Şimdi yeni bir teknemiz var bildiğiniz gibi...Marmariste Sun Odessey 36İ adı Rossinante...


Ama Vişnenin verdiği hazzı unutamıyoruz... Onunla Marmara da çok gezdik...
Eşim hala onu anlatıyor, bana sitem ediyor sattık diye...

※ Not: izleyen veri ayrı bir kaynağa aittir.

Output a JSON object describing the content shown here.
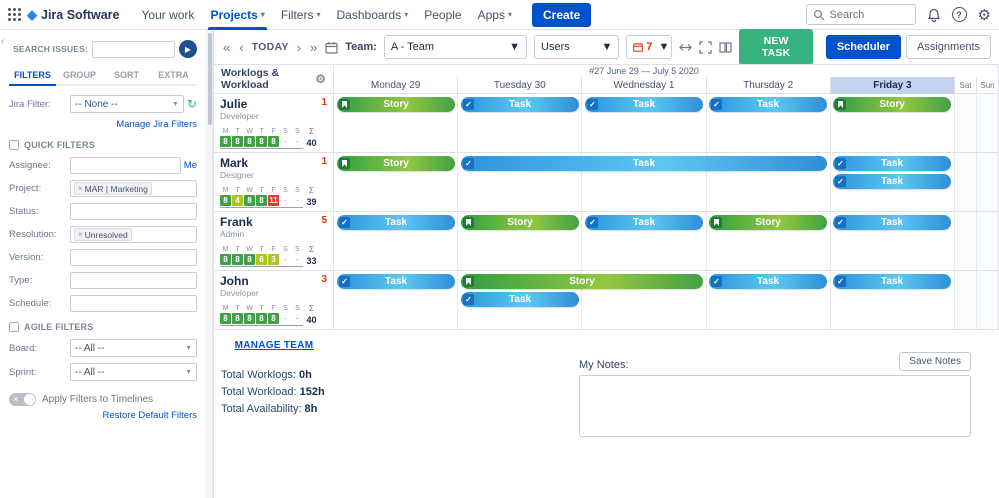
{
  "colors": {
    "accent_blue": "#0052CC",
    "green_button": "#36B37E",
    "story_green": "#3f9c35",
    "task_blue": "#38a7e4",
    "alert_red": "#de350b",
    "friday_highlight": "#c3d3ee"
  },
  "topbar": {
    "product": "Jira Software",
    "nav": [
      "Your work",
      "Projects",
      "Filters",
      "Dashboards",
      "People",
      "Apps"
    ],
    "active_nav": "Projects",
    "create": "Create",
    "search_placeholder": "Search"
  },
  "sidebar": {
    "search_label": "SEARCH ISSUES:",
    "tabs": [
      "FILTERS",
      "GROUP",
      "SORT",
      "EXTRA"
    ],
    "active_tab": "FILTERS",
    "jira_filter": {
      "label": "Jira Filter:",
      "value": "-- None --"
    },
    "manage_jira_filters": "Manage Jira Filters",
    "quick_filters": "QUICK FILTERS",
    "assignee": {
      "label": "Assignee:",
      "me": "Me"
    },
    "project": {
      "label": "Project:",
      "chip": "MAR | Marketing"
    },
    "status": {
      "label": "Status:"
    },
    "resolution": {
      "label": "Resolution:",
      "chip": "Unresolved"
    },
    "version": {
      "label": "Version:"
    },
    "type": {
      "label": "Type:"
    },
    "schedule_field": {
      "label": "Schedule:"
    },
    "agile_filters": "AGILE FILTERS",
    "board_filter": {
      "label": "Board:",
      "value": "-- All --"
    },
    "sprint_filter": {
      "label": "Sprint:",
      "value": "-- All --"
    },
    "apply_filters": "Apply Filters to Timelines",
    "restore": "Restore Default Filters"
  },
  "toolbar": {
    "today": "TODAY",
    "team_label": "Team:",
    "team_value": "A - Team",
    "users_value": "Users",
    "count_value": "7",
    "new_task": "NEW TASK",
    "scheduler": "Scheduler",
    "assignments": "Assignments"
  },
  "board": {
    "panel_title": "Worklogs & Workload",
    "week_label": "#27 June 29 — July 5 2020",
    "days": [
      "Monday 29",
      "Tuesday 30",
      "Wednesday 1",
      "Thursday 2",
      "Friday 3",
      "Sat",
      "Sun"
    ],
    "highlight_day": "Friday 3",
    "mini_days": [
      "M",
      "T",
      "W",
      "T",
      "F",
      "S",
      "S"
    ],
    "sum_symbol": "Σ",
    "members": [
      {
        "name": "Julie",
        "role": "Developer",
        "badge": "1",
        "total": "40",
        "hours": [
          {
            "v": "8",
            "lv": "ok"
          },
          {
            "v": "8",
            "lv": "ok"
          },
          {
            "v": "8",
            "lv": "ok"
          },
          {
            "v": "8",
            "lv": "ok"
          },
          {
            "v": "8",
            "lv": "ok"
          },
          {
            "v": "-",
            "lv": "none"
          },
          {
            "v": "-",
            "lv": "none"
          }
        ],
        "bars": [
          {
            "day": 0,
            "span": 1,
            "line": 0,
            "type": "story",
            "label": "Story"
          },
          {
            "day": 1,
            "span": 1,
            "line": 0,
            "type": "task",
            "label": "Task"
          },
          {
            "day": 2,
            "span": 1,
            "line": 0,
            "type": "task",
            "label": "Task"
          },
          {
            "day": 3,
            "span": 1,
            "line": 0,
            "type": "task",
            "label": "Task"
          },
          {
            "day": 4,
            "span": 1,
            "line": 0,
            "type": "story",
            "label": "Story"
          }
        ]
      },
      {
        "name": "Mark",
        "role": "Designer",
        "badge": "1",
        "total": "39",
        "hours": [
          {
            "v": "8",
            "lv": "ok"
          },
          {
            "v": "4",
            "lv": "mid"
          },
          {
            "v": "8",
            "lv": "ok"
          },
          {
            "v": "8",
            "lv": "ok"
          },
          {
            "v": "11",
            "lv": "over"
          },
          {
            "v": "-",
            "lv": "none"
          },
          {
            "v": "-",
            "lv": "none"
          }
        ],
        "bars": [
          {
            "day": 0,
            "span": 1,
            "line": 0,
            "type": "story",
            "label": "Story"
          },
          {
            "day": 1,
            "span": 3,
            "line": 0,
            "type": "task",
            "label": "Task"
          },
          {
            "day": 4,
            "span": 1,
            "line": 0,
            "type": "task",
            "label": "Task"
          },
          {
            "day": 4,
            "span": 1,
            "line": 1,
            "type": "task",
            "label": "Task"
          }
        ]
      },
      {
        "name": "Frank",
        "role": "Admin",
        "badge": "5",
        "total": "33",
        "hours": [
          {
            "v": "8",
            "lv": "ok"
          },
          {
            "v": "8",
            "lv": "ok"
          },
          {
            "v": "8",
            "lv": "ok"
          },
          {
            "v": "6",
            "lv": "mid"
          },
          {
            "v": "3",
            "lv": "mid"
          },
          {
            "v": "-",
            "lv": "none"
          },
          {
            "v": "-",
            "lv": "none"
          }
        ],
        "bars": [
          {
            "day": 0,
            "span": 1,
            "line": 0,
            "type": "task",
            "label": "Task"
          },
          {
            "day": 1,
            "span": 1,
            "line": 0,
            "type": "story",
            "label": "Story"
          },
          {
            "day": 2,
            "span": 1,
            "line": 0,
            "type": "task",
            "label": "Task"
          },
          {
            "day": 3,
            "span": 1,
            "line": 0,
            "type": "story",
            "label": "Story"
          },
          {
            "day": 4,
            "span": 1,
            "line": 0,
            "type": "task",
            "label": "Task"
          }
        ]
      },
      {
        "name": "John",
        "role": "Developer",
        "badge": "3",
        "total": "40",
        "hours": [
          {
            "v": "8",
            "lv": "ok"
          },
          {
            "v": "8",
            "lv": "ok"
          },
          {
            "v": "8",
            "lv": "ok"
          },
          {
            "v": "8",
            "lv": "ok"
          },
          {
            "v": "8",
            "lv": "ok"
          },
          {
            "v": "-",
            "lv": "none"
          },
          {
            "v": "-",
            "lv": "none"
          }
        ],
        "bars": [
          {
            "day": 0,
            "span": 1,
            "line": 0,
            "type": "task",
            "label": "Task"
          },
          {
            "day": 1,
            "span": 2,
            "line": 0,
            "type": "story",
            "label": "Story"
          },
          {
            "day": 1,
            "span": 1,
            "line": 1,
            "type": "task",
            "label": "Task"
          },
          {
            "day": 3,
            "span": 1,
            "line": 0,
            "type": "task",
            "label": "Task"
          },
          {
            "day": 4,
            "span": 1,
            "line": 0,
            "type": "task",
            "label": "Task"
          }
        ]
      }
    ]
  },
  "footer": {
    "manage_team": "MANAGE TEAM",
    "totals": [
      {
        "label": "Total Worklogs:",
        "value": "0h"
      },
      {
        "label": "Total Workload:",
        "value": "152h"
      },
      {
        "label": "Total Availability:",
        "value": "8h"
      }
    ],
    "notes_label": "My Notes:",
    "save_notes": "Save Notes"
  }
}
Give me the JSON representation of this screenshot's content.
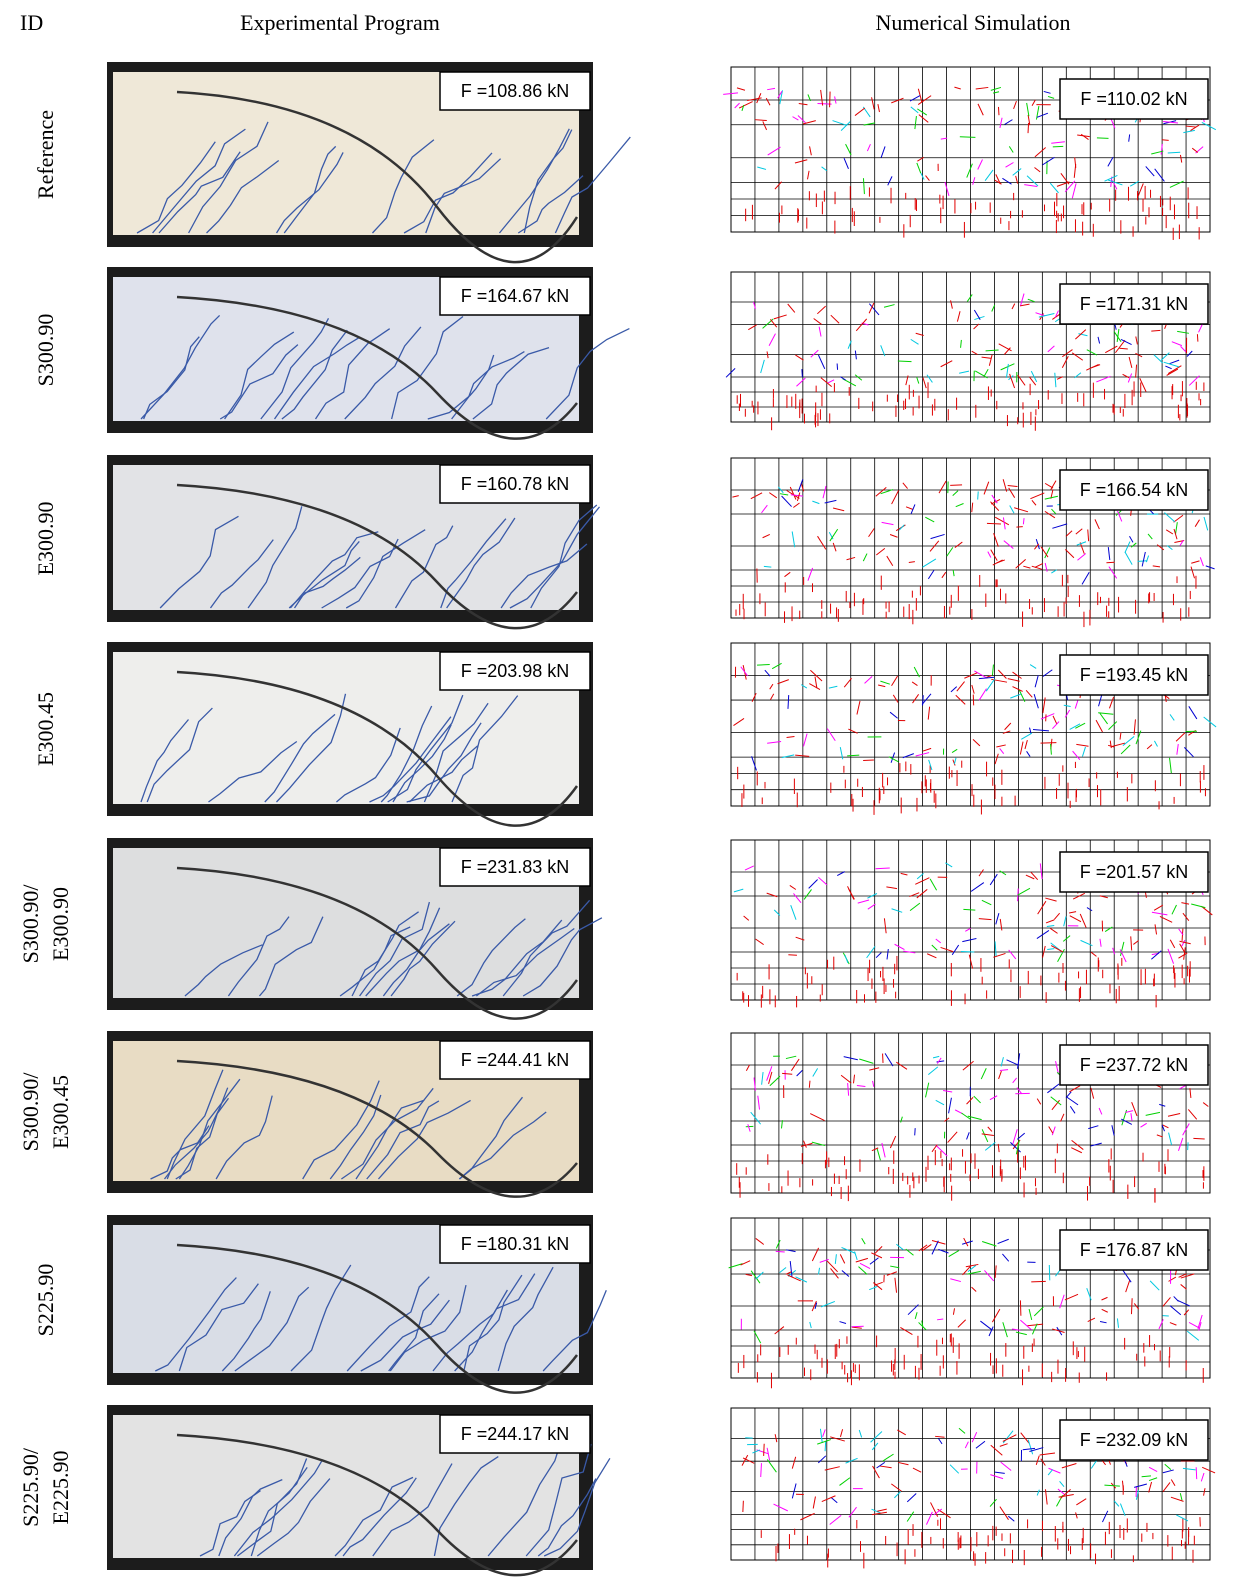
{
  "header": {
    "id": "ID",
    "experimental": "Experimental Program",
    "numerical": "Numerical Simulation"
  },
  "rows": [
    {
      "id": [
        "Reference"
      ],
      "experimental_force": "F =108.86 kN",
      "numerical_force": "F =110.02 kN"
    },
    {
      "id": [
        "S300.90"
      ],
      "experimental_force": "F =164.67 kN",
      "numerical_force": "F =171.31 kN"
    },
    {
      "id": [
        "E300.90"
      ],
      "experimental_force": "F =160.78 kN",
      "numerical_force": "F =166.54 kN"
    },
    {
      "id": [
        "E300.45"
      ],
      "experimental_force": "F =203.98 kN",
      "numerical_force": "F =193.45 kN"
    },
    {
      "id": [
        "S300.90/",
        "E300.90"
      ],
      "experimental_force": "F =231.83 kN",
      "numerical_force": "F =201.57 kN"
    },
    {
      "id": [
        "S300.90/",
        "E300.45"
      ],
      "experimental_force": "F =244.41 kN",
      "numerical_force": "F =237.72 kN"
    },
    {
      "id": [
        "S225.90"
      ],
      "experimental_force": "F =180.31 kN",
      "numerical_force": "F =176.87 kN"
    },
    {
      "id": [
        "S225.90/",
        "E225.90"
      ],
      "experimental_force": "F =244.17 kN",
      "numerical_force": "F =232.09 kN"
    }
  ]
}
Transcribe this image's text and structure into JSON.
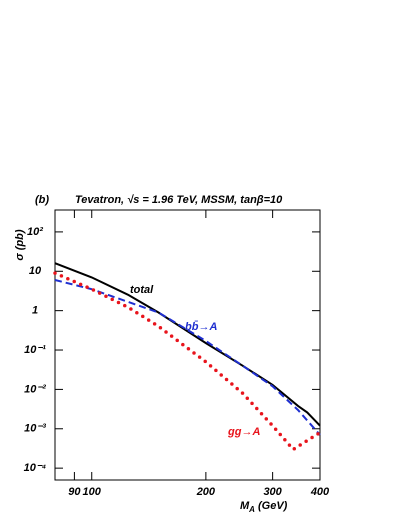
{
  "chart_data": {
    "type": "line",
    "panel": "(b)",
    "title": "Tevatron, √s = 1.96 TeV,  MSSM, tanβ=10",
    "y_label": "σ (pb)",
    "x_label": [
      "M",
      "A",
      " (GeV)"
    ],
    "log_x": true,
    "log_y": true,
    "xlim": [
      80,
      400
    ],
    "ylim": [
      5e-05,
      360
    ],
    "xticks": [
      90,
      100,
      200,
      300,
      400
    ],
    "yticks": [
      {
        "value": 0.0001,
        "label": "10⁻⁴"
      },
      {
        "value": 0.001,
        "label": "10⁻³"
      },
      {
        "value": 0.01,
        "label": "10⁻²"
      },
      {
        "value": 0.1,
        "label": "10⁻¹"
      },
      1,
      10,
      {
        "value": 100,
        "label": "10²"
      }
    ],
    "series": [
      {
        "name": "total",
        "color": "#000000",
        "style": "solid",
        "x": [
          80,
          100,
          125,
          150,
          200,
          250,
          300,
          350,
          370,
          400
        ],
        "values": [
          16,
          7,
          2.5,
          0.9,
          0.15,
          0.04,
          0.013,
          0.0038,
          0.0026,
          0.0012
        ]
      },
      {
        "name": "bb̄→A",
        "color": "#1f2fd0",
        "style": "dashed",
        "x": [
          80,
          100,
          150,
          200,
          250,
          300,
          350,
          400
        ],
        "values": [
          6,
          3.5,
          0.9,
          0.17,
          0.04,
          0.012,
          0.003,
          0.0007
        ]
      },
      {
        "name": "gg→A",
        "color": "#e8141c",
        "style": "dotted",
        "x": [
          80,
          100,
          125,
          150,
          200,
          250,
          300,
          340,
          370,
          400
        ],
        "values": [
          9,
          3.5,
          1.2,
          0.4,
          0.05,
          0.008,
          0.0012,
          0.0003,
          0.0005,
          0.0008
        ]
      }
    ]
  }
}
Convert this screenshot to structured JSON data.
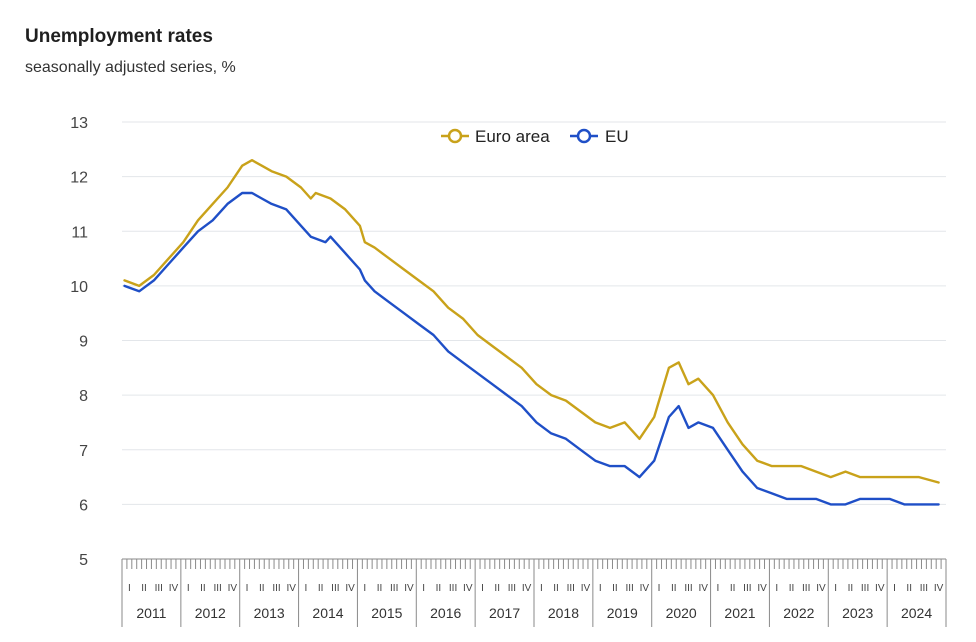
{
  "header": {
    "title": "Unemployment rates",
    "subtitle": "seasonally adjusted series, %"
  },
  "colors": {
    "euro_area": "#c9a21a",
    "eu": "#1f4fc7",
    "grid": "#e3e6ea",
    "axis": "#8a8a8a"
  },
  "chart_data": {
    "type": "line",
    "title": "Unemployment rates",
    "subtitle": "seasonally adjusted series, %",
    "ylim": [
      5,
      13
    ],
    "yticks": [
      5,
      6,
      7,
      8,
      9,
      10,
      11,
      12,
      13
    ],
    "grid": true,
    "legend_position": "top-center",
    "x_start": "2011-01",
    "x_end": "2024-12",
    "years": [
      "2011",
      "2012",
      "2013",
      "2014",
      "2015",
      "2016",
      "2017",
      "2018",
      "2019",
      "2020",
      "2021",
      "2022",
      "2023",
      "2024"
    ],
    "quarter_labels": [
      "I",
      "II",
      "III",
      "IV"
    ],
    "series": [
      {
        "name": "Euro area",
        "color": "#c9a21a",
        "points": [
          [
            "2011-01",
            10.1
          ],
          [
            "2011-04",
            10.0
          ],
          [
            "2011-07",
            10.2
          ],
          [
            "2011-10",
            10.5
          ],
          [
            "2012-01",
            10.8
          ],
          [
            "2012-04",
            11.2
          ],
          [
            "2012-07",
            11.5
          ],
          [
            "2012-10",
            11.8
          ],
          [
            "2013-01",
            12.2
          ],
          [
            "2013-03",
            12.3
          ],
          [
            "2013-05",
            12.2
          ],
          [
            "2013-07",
            12.1
          ],
          [
            "2013-10",
            12.0
          ],
          [
            "2014-01",
            11.8
          ],
          [
            "2014-03",
            11.6
          ],
          [
            "2014-04",
            11.7
          ],
          [
            "2014-07",
            11.6
          ],
          [
            "2014-10",
            11.4
          ],
          [
            "2015-01",
            11.1
          ],
          [
            "2015-02",
            10.8
          ],
          [
            "2015-04",
            10.7
          ],
          [
            "2015-07",
            10.5
          ],
          [
            "2015-10",
            10.3
          ],
          [
            "2016-01",
            10.1
          ],
          [
            "2016-04",
            9.9
          ],
          [
            "2016-07",
            9.6
          ],
          [
            "2016-10",
            9.4
          ],
          [
            "2017-01",
            9.1
          ],
          [
            "2017-04",
            8.9
          ],
          [
            "2017-07",
            8.7
          ],
          [
            "2017-10",
            8.5
          ],
          [
            "2018-01",
            8.2
          ],
          [
            "2018-04",
            8.0
          ],
          [
            "2018-07",
            7.9
          ],
          [
            "2018-10",
            7.7
          ],
          [
            "2019-01",
            7.5
          ],
          [
            "2019-04",
            7.4
          ],
          [
            "2019-07",
            7.5
          ],
          [
            "2019-10",
            7.2
          ],
          [
            "2020-01",
            7.6
          ],
          [
            "2020-04",
            8.5
          ],
          [
            "2020-06",
            8.6
          ],
          [
            "2020-08",
            8.2
          ],
          [
            "2020-10",
            8.3
          ],
          [
            "2021-01",
            8.0
          ],
          [
            "2021-04",
            7.5
          ],
          [
            "2021-07",
            7.1
          ],
          [
            "2021-10",
            6.8
          ],
          [
            "2022-01",
            6.7
          ],
          [
            "2022-04",
            6.7
          ],
          [
            "2022-07",
            6.7
          ],
          [
            "2022-10",
            6.6
          ],
          [
            "2023-01",
            6.5
          ],
          [
            "2023-04",
            6.6
          ],
          [
            "2023-07",
            6.5
          ],
          [
            "2023-10",
            6.5
          ],
          [
            "2024-01",
            6.5
          ],
          [
            "2024-04",
            6.5
          ],
          [
            "2024-07",
            6.5
          ],
          [
            "2024-11",
            6.4
          ]
        ]
      },
      {
        "name": "EU",
        "color": "#1f4fc7",
        "points": [
          [
            "2011-01",
            10.0
          ],
          [
            "2011-04",
            9.9
          ],
          [
            "2011-07",
            10.1
          ],
          [
            "2011-10",
            10.4
          ],
          [
            "2012-01",
            10.7
          ],
          [
            "2012-04",
            11.0
          ],
          [
            "2012-07",
            11.2
          ],
          [
            "2012-10",
            11.5
          ],
          [
            "2013-01",
            11.7
          ],
          [
            "2013-03",
            11.7
          ],
          [
            "2013-05",
            11.6
          ],
          [
            "2013-07",
            11.5
          ],
          [
            "2013-10",
            11.4
          ],
          [
            "2014-01",
            11.1
          ],
          [
            "2014-03",
            10.9
          ],
          [
            "2014-06",
            10.8
          ],
          [
            "2014-07",
            10.9
          ],
          [
            "2014-10",
            10.6
          ],
          [
            "2015-01",
            10.3
          ],
          [
            "2015-02",
            10.1
          ],
          [
            "2015-04",
            9.9
          ],
          [
            "2015-07",
            9.7
          ],
          [
            "2015-10",
            9.5
          ],
          [
            "2016-01",
            9.3
          ],
          [
            "2016-04",
            9.1
          ],
          [
            "2016-07",
            8.8
          ],
          [
            "2016-10",
            8.6
          ],
          [
            "2017-01",
            8.4
          ],
          [
            "2017-04",
            8.2
          ],
          [
            "2017-07",
            8.0
          ],
          [
            "2017-10",
            7.8
          ],
          [
            "2018-01",
            7.5
          ],
          [
            "2018-04",
            7.3
          ],
          [
            "2018-07",
            7.2
          ],
          [
            "2018-10",
            7.0
          ],
          [
            "2019-01",
            6.8
          ],
          [
            "2019-04",
            6.7
          ],
          [
            "2019-07",
            6.7
          ],
          [
            "2019-10",
            6.5
          ],
          [
            "2020-01",
            6.8
          ],
          [
            "2020-04",
            7.6
          ],
          [
            "2020-06",
            7.8
          ],
          [
            "2020-08",
            7.4
          ],
          [
            "2020-10",
            7.5
          ],
          [
            "2021-01",
            7.4
          ],
          [
            "2021-04",
            7.0
          ],
          [
            "2021-07",
            6.6
          ],
          [
            "2021-10",
            6.3
          ],
          [
            "2022-01",
            6.2
          ],
          [
            "2022-04",
            6.1
          ],
          [
            "2022-07",
            6.1
          ],
          [
            "2022-10",
            6.1
          ],
          [
            "2023-01",
            6.0
          ],
          [
            "2023-04",
            6.0
          ],
          [
            "2023-07",
            6.1
          ],
          [
            "2023-10",
            6.1
          ],
          [
            "2024-01",
            6.1
          ],
          [
            "2024-04",
            6.0
          ],
          [
            "2024-07",
            6.0
          ],
          [
            "2024-11",
            6.0
          ]
        ]
      }
    ]
  }
}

Vişne, şimdi sevdiğimiz bir dostumuzun (Dr. Celal Mestçioğlu)Yine denizle içiçe şanslı bir tekne...
Pruvası her daim neta olsun...

Sevgilerimle,
Eyüp


11 Ocak 2010

Deniz, tekne ve Çocuklarımız...



GEMİM GİDİYOR

Tahta bir kutudan bana bir tekne yaptı amcam
Bacası, yelkeni, çıpası, dümeni; her şeyi tamam.
İndirir indirmez bahçedeki küçük havuza
Derinlikler büyüdü
Açıldı, genişledi sanki gökyüzü.
Makineler çalışmaya, çarklar dönmeye başladı o an.
Bir kaptan gerek ama, bir kaptan!..
Hemen atladım tekneye, geçtim dümene
Sağ yanım sancak, sol yanım iskele.
Haydi, alın artık demiri, çözün palamarları tayfalar
Bizi bekliyor engin sular, sonsuz ufuklar.
Deniz sakin, ama hiç belli olmaz
Hafif bir esinti çıkar, daha da güçlenir sonra
Bembeyaz köpükler
Ve bağımsız saçlarım savrulur rüzgârla.
İşte o zaman –ne gerek var- susturunuz motoru
Hazır olsun halatlar, vinçler.
Derin bir soluk alır gibi övünçle şişer
Yelkenler fora!..
Ve işte sessizce süzülüp gidiyor gemim
Gemim gidiyor, heyamola!..

Denizi çok seviyorlar...
Yelkeni çok seviyorlar...
Güneşi ve rüzgarı çok seviyorlar...
Birbirlerini çok seviyorlar...
Hepsi balık gibi... Hepsi neşe dolu... Enerji dolu...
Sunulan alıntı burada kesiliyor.